‘Kunnen we een proefritje in de rouwauto maken?’ Marga (60) plant nu vast haar crematie

-

“Kom op, Marga, het is maar een crematorium!” Het was de uitspraak van mijn vriendin die me trof, en blijkbaar ook in de lachspieren. We zaten in haar keuken, kopje koffie in de hand, en daar kwam het ter sprake. Mijn vriendin en ik, beiden net zestig, met het enthousiasme van twee pubers op een schooltrip, zouden we crematoria gaan testen. “Voor later,” zei ze met een knipoog. Alsof we een nieuwe hobby hadden gevonden, iets tussen wijnproeverijen en het bezoeken van antiekmarkten in.

“Waarom niet?” had ze gezegd. “Als je je vakantie zorgvuldig plant, waarom dan niet je afscheid?” Haar logica was onweerlegbaar, al moet ik toegeven dat het idee me in eerste instantie de koude rillingen bezorgde. Maar ja, daar zat ik dan, giechelend als een schoolmeisje bij de gedachte aan onze aanstaande escapades.

We begonnen met een lijstje. Het moest natuurlijk wel een beetje stijlvol zijn. “Geen kapel met witte, plastic stoelen,” eiste ik. “En geen enge marmeren vloeren en muren,” vulde ik aan. Ze knikte instemmend. “Precies, we gaan voor ambiance. Iets met een beetje grandeur, maar niet té. We willen niet dat iedereen zich afvraagt of ze hun galajurk hadden moeten aantrekken.”

Het idee werd steeds absurder. “Zullen we ook even een proefrit in de rouwauto maken?” vroeg ik, half serieus. Ze keek me aan, ogen glinsterend. “Een beetje als dat ‘rondje sterven voor beginners’.”

En daar gingen we, gewapend met notitieboekjes en een gezonde dosis zelfspot. De eerste stop was een crematorium net buiten de stad. Het was modern, met grote glazen ramen die uitzicht boden op een bosrijk gebied. Marga was onder de indruk. “Nou, hier wil ik best een uurtje doorbrengen,” mompelde ze. Ik schoot in de lach. “Het is geen hotel, schat. Maar ik begrijp wat je bedoelt. Het heeft iets… vredigs.”

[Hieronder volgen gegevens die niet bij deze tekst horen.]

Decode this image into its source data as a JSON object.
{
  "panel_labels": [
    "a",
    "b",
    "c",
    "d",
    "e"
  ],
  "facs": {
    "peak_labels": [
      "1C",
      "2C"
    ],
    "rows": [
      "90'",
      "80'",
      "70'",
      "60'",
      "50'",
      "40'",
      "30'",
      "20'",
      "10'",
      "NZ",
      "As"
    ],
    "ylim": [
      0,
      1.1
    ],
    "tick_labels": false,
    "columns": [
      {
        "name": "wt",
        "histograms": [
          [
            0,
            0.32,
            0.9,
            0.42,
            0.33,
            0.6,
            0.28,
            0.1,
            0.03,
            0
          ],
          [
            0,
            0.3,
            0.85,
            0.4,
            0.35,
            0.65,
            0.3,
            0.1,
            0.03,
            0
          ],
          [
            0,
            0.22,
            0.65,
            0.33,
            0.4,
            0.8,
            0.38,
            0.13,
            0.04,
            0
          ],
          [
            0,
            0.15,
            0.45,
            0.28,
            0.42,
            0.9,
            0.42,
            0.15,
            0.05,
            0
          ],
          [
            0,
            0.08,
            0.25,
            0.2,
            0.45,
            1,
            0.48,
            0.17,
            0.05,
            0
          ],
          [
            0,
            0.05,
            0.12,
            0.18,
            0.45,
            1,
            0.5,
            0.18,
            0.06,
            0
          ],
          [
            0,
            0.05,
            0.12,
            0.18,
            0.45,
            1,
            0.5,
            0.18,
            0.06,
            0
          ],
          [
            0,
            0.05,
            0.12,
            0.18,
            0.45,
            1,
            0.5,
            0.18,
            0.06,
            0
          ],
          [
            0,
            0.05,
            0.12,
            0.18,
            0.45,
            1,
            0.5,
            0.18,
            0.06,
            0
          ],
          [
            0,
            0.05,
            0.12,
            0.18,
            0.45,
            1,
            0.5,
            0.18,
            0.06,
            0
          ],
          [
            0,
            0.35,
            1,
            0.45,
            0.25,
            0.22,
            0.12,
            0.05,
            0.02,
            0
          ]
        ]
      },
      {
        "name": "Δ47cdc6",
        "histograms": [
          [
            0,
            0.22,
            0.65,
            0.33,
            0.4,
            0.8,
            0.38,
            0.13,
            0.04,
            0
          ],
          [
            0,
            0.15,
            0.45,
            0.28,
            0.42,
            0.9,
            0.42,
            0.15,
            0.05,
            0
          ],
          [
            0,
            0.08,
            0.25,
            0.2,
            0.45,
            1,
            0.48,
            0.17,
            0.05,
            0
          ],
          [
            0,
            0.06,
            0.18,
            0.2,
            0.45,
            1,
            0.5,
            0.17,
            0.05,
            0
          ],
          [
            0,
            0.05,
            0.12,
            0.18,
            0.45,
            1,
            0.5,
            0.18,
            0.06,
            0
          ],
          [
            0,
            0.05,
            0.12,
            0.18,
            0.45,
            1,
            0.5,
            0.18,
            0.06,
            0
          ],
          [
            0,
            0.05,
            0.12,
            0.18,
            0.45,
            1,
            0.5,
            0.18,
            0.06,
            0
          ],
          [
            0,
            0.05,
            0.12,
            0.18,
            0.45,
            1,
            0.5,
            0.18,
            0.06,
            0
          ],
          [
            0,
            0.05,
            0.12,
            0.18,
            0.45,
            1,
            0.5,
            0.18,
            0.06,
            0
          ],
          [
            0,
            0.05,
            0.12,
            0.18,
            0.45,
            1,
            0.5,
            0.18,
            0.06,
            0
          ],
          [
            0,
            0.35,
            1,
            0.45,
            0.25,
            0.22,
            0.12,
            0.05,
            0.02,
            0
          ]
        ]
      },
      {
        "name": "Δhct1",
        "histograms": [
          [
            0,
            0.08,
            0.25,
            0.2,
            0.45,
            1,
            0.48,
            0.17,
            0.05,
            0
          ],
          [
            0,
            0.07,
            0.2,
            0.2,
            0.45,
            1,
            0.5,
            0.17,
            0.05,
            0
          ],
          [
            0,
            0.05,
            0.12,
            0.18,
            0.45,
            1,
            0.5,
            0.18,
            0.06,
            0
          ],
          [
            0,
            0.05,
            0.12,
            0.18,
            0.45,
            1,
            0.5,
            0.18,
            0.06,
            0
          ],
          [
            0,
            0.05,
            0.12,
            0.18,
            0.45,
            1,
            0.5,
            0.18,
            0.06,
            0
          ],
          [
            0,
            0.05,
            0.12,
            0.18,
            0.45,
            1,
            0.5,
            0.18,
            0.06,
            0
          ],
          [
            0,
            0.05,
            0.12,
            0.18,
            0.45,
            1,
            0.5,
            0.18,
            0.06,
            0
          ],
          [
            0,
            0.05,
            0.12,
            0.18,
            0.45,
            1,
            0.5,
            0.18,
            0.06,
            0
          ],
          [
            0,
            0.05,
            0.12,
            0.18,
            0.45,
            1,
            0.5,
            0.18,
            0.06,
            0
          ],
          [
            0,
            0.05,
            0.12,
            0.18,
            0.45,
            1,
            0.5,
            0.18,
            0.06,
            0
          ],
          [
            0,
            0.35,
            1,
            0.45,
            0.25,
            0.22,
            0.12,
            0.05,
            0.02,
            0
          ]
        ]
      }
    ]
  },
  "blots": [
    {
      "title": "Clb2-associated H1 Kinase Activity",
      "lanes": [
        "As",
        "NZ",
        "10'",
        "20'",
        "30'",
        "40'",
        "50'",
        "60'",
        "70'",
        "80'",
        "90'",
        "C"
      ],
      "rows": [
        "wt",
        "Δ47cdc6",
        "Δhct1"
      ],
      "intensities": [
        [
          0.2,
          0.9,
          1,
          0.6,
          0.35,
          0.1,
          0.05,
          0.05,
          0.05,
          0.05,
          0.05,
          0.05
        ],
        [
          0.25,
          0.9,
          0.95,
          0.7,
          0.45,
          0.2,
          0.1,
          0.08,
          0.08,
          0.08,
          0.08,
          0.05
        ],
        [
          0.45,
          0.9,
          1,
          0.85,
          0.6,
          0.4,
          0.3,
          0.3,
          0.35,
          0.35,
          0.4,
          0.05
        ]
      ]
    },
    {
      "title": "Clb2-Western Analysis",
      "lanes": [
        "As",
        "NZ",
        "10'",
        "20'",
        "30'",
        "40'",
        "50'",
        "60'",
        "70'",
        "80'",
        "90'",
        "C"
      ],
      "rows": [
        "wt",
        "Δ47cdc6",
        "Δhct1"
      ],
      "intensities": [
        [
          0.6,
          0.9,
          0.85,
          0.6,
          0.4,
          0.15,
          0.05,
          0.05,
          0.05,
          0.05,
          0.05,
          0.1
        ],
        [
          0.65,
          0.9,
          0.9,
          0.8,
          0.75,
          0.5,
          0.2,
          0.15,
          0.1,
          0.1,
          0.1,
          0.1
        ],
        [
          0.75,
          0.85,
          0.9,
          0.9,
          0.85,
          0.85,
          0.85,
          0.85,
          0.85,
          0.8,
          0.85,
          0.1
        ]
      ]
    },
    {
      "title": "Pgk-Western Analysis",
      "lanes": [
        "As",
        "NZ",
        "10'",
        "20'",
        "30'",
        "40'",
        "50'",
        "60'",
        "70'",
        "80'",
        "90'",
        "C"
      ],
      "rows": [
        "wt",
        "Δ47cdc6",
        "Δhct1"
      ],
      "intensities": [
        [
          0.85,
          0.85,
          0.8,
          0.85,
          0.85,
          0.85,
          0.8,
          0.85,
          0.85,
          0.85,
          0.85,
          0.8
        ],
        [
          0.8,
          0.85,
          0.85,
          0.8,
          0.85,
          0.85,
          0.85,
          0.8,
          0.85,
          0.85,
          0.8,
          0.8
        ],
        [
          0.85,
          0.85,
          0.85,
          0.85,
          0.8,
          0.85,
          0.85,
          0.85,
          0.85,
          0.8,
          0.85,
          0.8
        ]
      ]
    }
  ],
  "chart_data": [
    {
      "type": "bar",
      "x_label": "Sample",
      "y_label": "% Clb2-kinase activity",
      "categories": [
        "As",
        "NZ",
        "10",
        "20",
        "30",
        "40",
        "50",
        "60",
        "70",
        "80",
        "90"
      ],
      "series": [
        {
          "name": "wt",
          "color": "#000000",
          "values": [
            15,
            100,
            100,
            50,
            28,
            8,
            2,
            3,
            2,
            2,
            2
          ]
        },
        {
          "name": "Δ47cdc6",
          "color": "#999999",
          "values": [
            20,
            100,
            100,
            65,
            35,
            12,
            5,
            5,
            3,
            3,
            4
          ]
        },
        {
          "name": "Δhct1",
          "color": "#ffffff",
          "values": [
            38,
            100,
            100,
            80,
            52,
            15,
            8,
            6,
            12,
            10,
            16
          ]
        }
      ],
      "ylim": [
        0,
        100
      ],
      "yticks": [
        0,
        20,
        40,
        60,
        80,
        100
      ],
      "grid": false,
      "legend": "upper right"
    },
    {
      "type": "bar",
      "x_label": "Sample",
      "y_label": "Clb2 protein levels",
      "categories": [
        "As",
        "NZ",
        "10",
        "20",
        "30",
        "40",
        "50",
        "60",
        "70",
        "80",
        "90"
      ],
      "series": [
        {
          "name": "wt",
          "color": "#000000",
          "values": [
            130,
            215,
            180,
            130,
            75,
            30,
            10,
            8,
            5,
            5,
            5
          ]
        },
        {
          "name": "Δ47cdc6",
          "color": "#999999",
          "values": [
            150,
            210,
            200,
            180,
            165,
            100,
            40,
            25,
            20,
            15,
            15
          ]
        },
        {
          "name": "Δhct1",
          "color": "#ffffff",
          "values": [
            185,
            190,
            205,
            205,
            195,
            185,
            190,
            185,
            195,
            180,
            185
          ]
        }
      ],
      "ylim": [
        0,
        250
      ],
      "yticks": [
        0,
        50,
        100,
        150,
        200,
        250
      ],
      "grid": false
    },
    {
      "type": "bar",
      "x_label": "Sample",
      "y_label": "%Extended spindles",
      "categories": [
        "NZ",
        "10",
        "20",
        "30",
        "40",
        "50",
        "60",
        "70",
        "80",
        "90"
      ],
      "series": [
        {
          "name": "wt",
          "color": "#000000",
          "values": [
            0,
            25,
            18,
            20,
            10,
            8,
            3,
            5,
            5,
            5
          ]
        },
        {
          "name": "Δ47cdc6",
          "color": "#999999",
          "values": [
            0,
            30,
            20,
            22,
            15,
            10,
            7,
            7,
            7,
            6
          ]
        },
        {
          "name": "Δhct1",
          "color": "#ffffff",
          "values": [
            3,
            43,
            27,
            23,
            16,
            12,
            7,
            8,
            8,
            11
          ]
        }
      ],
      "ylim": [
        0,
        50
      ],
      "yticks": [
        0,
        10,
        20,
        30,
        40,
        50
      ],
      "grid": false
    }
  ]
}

Tussen de bezoeken door filosofeerden we over de dood. “Denk je dat het voelt als slapen?” vroeg ze me. Ik haalde mijn schouders op. “Hopelijk wel, maar dan zonder die kramp in je nek als je wakker wordt.”

Voor ons was het meer dan een morbide uitstapje. Het was een manier om controle te nemen over iets waar we allebei nogal bang voor waren: het grote onbekende. In plaats van te zwelgen in angst, maakten we het bespreekbaar. We lachten, we huilden een beetje, en we kwamen dichterbij elkaar dan ooit tevoren.

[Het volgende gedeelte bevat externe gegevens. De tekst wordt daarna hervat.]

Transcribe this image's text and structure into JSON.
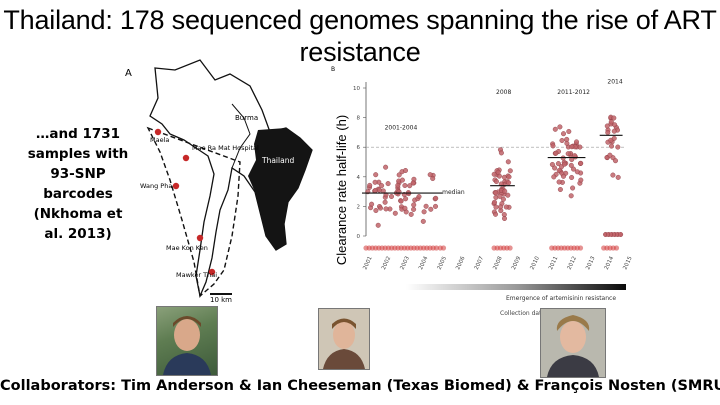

Na een dag vol lachtranen en bizarre overpeinzingen, sloten we af met een glas wijn op haar veranda. “Weet je,” zei ze ineens, “ik denk dat ik hier best rust in kan vinden.” De avondzon doofde langzaam uit en ik voelde me licht, bevrijd. We hadden de dood een beetje minder eng gemaakt, een beetje meer menselijk.